When Sonali Kokra decided to call out an acquaintance for sending her lewd photographs of himself on Twitter, her post was flooded with comments. In a matter of hours, her testimony had received over 500 retweets and her phone kept buzzing incessantly.
“Once you put something out there, you can’t really remove yourself. It got extremely overwhelming. So much so, that it began taking a toll on my mental health,” she said.
Kokra, who is a journalist, received an outpouring of support but a few toxic messages managed to creep into her timeline.
“The movement has given a lot of women the power to shut down men trying to tell us what sexual harassment is and is not. But for every ten messages of solidarity, you also receive three messages of abuse.”
The abuse, Kokra says, can stick with someone for a long time.
The MeToo movement gripped India after scores of women recounted their harrowing experiences of sexual harassment at the workplace and personal life. Threads, statuses and screenshots of women narrating their ordeal were shared on social media, with many offering support and solidarity to the survivors. But while the movement has been liberating for the survivors, the backlash and trolling can make it a mentally draining process.
Kokra recalls how trolls would lunge at her with abuses about her being a 'feminazi' or trying to bring down men.
“I experienced a crippling sense of guilt for no good reason. I knew that he had sent obscene photographs to more women. But despite knowing at an intellectual level that I was not wrong, I still kept feeling extremely guilty.”
Journalist Anushree Majumdar, who called out a popular writer for making her feel uncomfortable during an interview, was quite surprised when she was not trolled.
In a detailed post, she had alleged that the writer stopped half-way through the interview and asked her to send a photo of herself.
“I wouldn't call the one or two odd snarky comments backlash or trolling; my account of my experience of interviewing him was believed to a greater extent than I had imagined,” Majumdar said.
However, she feels that for women, speaking out comes at a cost. The biggest among them is the fear of losing one’s job or being slapped with a lawsuit.

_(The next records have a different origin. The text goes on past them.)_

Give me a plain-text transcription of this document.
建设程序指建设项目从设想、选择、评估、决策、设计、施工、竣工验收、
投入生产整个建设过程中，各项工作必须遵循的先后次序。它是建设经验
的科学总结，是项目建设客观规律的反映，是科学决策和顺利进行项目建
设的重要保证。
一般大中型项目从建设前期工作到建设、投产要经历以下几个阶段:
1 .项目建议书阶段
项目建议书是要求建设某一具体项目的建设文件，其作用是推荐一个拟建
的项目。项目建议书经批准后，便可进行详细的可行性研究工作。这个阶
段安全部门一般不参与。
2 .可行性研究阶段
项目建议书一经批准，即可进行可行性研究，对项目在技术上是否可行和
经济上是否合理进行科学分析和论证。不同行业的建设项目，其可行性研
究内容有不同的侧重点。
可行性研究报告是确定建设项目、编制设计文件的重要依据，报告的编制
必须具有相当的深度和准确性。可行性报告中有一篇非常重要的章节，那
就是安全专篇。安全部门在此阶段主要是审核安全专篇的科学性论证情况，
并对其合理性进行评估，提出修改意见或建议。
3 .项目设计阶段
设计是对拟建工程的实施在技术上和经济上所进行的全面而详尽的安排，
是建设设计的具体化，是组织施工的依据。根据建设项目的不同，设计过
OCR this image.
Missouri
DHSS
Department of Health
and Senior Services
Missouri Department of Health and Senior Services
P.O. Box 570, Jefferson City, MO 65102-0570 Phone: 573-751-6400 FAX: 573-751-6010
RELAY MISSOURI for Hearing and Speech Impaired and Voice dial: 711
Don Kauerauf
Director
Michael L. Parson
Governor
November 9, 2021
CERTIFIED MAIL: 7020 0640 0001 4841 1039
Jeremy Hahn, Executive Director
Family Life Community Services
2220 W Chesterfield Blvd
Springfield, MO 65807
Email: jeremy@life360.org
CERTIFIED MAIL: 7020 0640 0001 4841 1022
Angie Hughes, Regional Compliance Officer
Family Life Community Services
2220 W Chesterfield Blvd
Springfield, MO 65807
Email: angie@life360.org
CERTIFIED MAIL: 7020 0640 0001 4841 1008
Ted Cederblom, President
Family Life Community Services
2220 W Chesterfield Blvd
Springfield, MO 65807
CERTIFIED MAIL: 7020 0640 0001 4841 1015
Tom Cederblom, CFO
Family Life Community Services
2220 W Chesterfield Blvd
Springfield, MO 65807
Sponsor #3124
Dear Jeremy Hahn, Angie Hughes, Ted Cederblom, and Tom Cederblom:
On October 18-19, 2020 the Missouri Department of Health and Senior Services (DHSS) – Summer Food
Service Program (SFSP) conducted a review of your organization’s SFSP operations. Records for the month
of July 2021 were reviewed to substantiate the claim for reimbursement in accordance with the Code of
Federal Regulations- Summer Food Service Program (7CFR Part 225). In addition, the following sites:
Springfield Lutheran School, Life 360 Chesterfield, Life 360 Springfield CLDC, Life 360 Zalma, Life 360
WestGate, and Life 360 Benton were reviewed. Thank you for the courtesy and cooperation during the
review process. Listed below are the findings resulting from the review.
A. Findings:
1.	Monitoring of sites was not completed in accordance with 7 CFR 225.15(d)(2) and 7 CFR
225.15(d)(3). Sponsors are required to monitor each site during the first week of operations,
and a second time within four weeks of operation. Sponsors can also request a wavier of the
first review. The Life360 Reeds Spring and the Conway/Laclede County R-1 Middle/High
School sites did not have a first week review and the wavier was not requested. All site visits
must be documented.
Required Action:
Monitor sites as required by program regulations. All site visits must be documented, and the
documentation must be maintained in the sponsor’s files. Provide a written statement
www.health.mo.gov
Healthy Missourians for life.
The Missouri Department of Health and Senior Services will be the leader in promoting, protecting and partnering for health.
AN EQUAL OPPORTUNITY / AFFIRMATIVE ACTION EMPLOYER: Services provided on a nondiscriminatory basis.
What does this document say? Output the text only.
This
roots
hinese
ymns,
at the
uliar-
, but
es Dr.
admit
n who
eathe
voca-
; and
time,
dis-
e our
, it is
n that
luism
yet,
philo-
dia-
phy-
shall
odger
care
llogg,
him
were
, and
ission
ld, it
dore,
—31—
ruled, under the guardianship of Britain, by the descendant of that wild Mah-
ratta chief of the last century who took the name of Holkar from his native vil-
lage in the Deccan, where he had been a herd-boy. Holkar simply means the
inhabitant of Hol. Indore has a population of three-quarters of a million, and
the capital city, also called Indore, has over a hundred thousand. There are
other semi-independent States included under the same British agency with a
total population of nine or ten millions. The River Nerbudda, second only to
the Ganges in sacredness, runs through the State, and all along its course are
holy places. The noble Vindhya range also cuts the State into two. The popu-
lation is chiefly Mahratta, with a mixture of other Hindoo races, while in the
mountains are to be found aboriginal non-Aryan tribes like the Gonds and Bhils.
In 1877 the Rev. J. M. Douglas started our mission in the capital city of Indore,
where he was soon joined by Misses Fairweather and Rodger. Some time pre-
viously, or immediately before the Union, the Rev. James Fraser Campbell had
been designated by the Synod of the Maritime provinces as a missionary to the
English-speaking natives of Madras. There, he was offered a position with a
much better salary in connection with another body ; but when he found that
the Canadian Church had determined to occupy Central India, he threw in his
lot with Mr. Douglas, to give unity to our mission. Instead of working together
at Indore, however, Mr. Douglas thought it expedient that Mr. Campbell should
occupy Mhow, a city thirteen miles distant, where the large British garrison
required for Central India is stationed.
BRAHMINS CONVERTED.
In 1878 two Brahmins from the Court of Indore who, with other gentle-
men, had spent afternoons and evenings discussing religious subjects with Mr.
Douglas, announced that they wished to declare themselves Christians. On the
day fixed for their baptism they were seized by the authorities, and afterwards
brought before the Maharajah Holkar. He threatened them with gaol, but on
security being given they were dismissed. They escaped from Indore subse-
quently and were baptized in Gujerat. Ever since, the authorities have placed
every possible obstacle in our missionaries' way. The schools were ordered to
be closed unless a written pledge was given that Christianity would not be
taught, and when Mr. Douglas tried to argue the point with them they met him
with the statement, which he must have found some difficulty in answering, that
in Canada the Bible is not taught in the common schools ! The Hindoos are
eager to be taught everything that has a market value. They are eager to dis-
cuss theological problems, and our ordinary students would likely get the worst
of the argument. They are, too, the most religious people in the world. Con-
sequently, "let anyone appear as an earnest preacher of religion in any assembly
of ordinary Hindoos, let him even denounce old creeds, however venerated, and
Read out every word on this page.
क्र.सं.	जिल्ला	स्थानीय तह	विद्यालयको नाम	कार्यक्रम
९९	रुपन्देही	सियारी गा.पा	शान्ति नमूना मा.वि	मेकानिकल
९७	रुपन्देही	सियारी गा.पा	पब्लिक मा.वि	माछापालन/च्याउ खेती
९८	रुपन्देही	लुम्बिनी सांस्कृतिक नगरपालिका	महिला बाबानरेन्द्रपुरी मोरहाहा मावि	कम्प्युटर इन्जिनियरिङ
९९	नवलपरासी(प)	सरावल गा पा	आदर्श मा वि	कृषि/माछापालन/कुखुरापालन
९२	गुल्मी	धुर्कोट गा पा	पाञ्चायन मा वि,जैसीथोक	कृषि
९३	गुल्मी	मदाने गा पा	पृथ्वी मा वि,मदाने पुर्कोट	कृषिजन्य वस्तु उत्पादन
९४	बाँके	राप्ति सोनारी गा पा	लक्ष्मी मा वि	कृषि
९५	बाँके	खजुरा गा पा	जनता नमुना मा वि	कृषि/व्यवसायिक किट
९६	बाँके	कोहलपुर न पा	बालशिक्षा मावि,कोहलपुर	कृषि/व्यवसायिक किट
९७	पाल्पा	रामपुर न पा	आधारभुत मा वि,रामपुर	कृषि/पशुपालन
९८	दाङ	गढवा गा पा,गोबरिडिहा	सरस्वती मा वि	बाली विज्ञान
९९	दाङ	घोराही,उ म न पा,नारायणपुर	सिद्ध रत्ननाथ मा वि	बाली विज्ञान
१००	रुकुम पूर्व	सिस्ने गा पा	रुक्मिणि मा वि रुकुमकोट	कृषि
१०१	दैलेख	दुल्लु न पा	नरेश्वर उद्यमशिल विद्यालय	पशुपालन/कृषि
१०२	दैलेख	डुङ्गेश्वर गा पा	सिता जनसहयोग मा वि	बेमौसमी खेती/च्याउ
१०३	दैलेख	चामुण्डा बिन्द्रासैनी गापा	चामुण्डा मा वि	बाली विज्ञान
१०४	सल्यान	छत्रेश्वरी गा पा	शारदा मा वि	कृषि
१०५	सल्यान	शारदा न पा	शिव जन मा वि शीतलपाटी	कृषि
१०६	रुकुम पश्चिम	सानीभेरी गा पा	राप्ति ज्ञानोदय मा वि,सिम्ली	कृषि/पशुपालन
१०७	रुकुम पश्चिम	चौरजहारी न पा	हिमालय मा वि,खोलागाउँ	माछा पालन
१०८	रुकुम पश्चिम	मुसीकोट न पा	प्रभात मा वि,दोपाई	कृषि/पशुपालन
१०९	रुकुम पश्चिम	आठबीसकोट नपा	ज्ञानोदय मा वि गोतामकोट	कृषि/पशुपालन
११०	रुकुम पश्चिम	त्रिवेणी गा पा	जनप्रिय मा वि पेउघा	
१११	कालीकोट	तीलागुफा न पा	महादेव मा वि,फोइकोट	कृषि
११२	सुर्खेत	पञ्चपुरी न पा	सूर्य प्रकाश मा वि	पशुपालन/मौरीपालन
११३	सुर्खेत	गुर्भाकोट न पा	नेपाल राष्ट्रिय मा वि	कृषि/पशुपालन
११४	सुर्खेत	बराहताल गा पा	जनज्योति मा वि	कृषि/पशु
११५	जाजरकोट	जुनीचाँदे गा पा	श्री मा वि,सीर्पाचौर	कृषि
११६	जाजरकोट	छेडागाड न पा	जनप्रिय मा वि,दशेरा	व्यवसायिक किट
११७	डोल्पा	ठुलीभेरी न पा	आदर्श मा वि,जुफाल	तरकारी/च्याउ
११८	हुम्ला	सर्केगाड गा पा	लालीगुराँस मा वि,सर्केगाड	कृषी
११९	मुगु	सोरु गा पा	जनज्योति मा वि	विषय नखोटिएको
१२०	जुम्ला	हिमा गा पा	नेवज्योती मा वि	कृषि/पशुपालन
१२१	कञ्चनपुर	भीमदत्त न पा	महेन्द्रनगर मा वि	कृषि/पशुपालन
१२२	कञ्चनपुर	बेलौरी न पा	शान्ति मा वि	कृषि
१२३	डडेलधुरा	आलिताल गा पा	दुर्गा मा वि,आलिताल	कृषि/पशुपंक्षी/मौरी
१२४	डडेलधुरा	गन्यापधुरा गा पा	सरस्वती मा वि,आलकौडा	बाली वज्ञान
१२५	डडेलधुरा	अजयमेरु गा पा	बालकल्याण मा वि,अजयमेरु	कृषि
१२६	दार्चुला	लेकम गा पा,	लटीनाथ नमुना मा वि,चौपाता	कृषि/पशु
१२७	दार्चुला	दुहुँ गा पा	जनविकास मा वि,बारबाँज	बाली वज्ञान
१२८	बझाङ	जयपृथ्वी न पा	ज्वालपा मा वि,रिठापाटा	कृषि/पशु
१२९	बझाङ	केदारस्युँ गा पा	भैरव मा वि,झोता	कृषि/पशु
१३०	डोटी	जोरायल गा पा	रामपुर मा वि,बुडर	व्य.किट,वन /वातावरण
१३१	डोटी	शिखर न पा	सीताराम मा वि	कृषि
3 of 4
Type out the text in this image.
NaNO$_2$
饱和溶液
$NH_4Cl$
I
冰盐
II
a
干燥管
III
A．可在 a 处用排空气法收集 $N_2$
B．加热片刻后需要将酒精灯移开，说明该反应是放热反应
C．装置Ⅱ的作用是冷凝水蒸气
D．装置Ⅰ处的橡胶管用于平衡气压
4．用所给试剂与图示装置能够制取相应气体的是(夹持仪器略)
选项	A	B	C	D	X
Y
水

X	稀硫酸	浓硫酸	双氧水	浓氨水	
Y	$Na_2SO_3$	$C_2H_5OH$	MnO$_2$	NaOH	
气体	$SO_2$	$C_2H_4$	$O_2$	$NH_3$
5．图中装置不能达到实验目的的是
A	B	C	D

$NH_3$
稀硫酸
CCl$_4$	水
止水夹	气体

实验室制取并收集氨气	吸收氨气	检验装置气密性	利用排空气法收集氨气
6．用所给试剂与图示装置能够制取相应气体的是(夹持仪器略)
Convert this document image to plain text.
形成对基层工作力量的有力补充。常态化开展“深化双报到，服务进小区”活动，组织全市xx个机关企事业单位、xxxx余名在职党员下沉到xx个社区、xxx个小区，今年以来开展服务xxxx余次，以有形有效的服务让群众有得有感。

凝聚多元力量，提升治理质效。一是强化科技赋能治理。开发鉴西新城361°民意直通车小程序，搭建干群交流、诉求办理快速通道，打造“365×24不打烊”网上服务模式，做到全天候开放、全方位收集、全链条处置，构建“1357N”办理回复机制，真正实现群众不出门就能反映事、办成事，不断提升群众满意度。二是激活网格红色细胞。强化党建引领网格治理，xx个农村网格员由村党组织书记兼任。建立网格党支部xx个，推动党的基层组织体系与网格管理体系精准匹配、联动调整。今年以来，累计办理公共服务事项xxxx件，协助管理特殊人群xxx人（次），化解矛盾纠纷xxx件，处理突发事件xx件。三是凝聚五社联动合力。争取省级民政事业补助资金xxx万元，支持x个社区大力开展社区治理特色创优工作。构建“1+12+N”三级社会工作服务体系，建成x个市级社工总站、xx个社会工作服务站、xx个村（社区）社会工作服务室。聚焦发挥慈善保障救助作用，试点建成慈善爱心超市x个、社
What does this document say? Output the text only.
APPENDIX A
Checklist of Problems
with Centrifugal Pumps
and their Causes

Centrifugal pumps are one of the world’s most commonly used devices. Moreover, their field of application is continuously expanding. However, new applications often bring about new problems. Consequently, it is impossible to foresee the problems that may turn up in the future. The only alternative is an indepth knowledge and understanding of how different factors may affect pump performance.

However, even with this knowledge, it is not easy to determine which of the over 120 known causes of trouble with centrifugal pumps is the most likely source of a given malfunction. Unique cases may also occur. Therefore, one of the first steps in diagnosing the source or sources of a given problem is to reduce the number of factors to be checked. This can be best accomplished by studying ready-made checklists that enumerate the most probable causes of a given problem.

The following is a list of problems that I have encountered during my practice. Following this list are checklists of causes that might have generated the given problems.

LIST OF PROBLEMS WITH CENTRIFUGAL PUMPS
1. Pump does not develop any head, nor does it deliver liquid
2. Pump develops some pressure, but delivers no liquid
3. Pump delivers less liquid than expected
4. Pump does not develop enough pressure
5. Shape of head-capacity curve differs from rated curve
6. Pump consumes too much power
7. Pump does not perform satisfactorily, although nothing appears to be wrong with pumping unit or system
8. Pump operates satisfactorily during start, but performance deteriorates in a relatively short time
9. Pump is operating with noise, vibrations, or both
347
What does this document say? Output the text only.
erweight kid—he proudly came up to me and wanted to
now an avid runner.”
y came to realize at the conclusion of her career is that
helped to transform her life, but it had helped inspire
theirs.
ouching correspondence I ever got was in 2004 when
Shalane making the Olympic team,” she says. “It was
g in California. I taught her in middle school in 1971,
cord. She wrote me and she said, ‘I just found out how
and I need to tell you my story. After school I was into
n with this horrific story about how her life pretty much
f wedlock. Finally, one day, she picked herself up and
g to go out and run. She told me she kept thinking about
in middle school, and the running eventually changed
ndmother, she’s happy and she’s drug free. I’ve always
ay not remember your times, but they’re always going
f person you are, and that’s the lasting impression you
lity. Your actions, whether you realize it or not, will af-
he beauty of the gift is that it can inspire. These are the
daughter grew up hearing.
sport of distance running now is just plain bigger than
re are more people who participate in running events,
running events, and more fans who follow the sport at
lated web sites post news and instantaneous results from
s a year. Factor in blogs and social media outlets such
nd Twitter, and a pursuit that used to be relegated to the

“Most of the people being called out occupy or have occupied a position of power; whether it's a senior colleague, a boss, a famous author or filmmaker - anybody who has a direct or indirect impact on your career and life,” she said. Majumdar adds that one is constantly afraid of being discredited by these people in power and having their social media misrepresented by their supporters.
Writer Aparna Hajirnis is among the many women who opened up her inbox and offered a safe space for women who wanted to call out their accusers anonymously.
She says women who've been vocal during the MeToo movement have been accused of plotting to bring down men, to get attention and to stay relevant. She adds that many women remain anonymous because they fear being slut-shamed or even run the risk of being physically threatened.
"I have gotten used to the backlash and the trolling. Men will continue with their frat boy clubs and intimidating tactics but we must now be united more than ever," she added.
Besides trolling, mental health of the survivors goes for a toss when they read painful details of harassment and violence leaving them feeling ‘triggered’. Trauma psychologist Ruchita Chandrashekar explains that though the MeToo movement has been liberating for women, it doesn't erase the traumatic experiences they've been through.
“A large number of these women are reliving their own traumas and the ones that aren't triggered by their own trauma, are experiencing vicarious trauma because of the overload of stories,” she said.
Talking about how trolling can exacerbate the situation, Chandrashekar says that it is like adding more jabs to someone who has already been stabbed. “It's textbook bullying and bullying is psychological abuse. There is gaslighting, verbal harassment, abusive language and no regard for human condition.”
She points out how India’s MeToo movement has largely been elite and heteronormative and says that things get worse for the marginalised voices.
“The integration of intersectionality has been poor and that is a failure on our part. Dalit women are further marginalised by the movement itself, because we haven't made space for their stories, we haven't done the same for the LGBTQ+ community as well,” she said.
Given the mental and emotional trauma endured by the survivors, the recent Google Trends Map showing the MeToo wave touching all corners of the country calls not for a celebratory cheer but instead a studied introspection of the match that started the fire.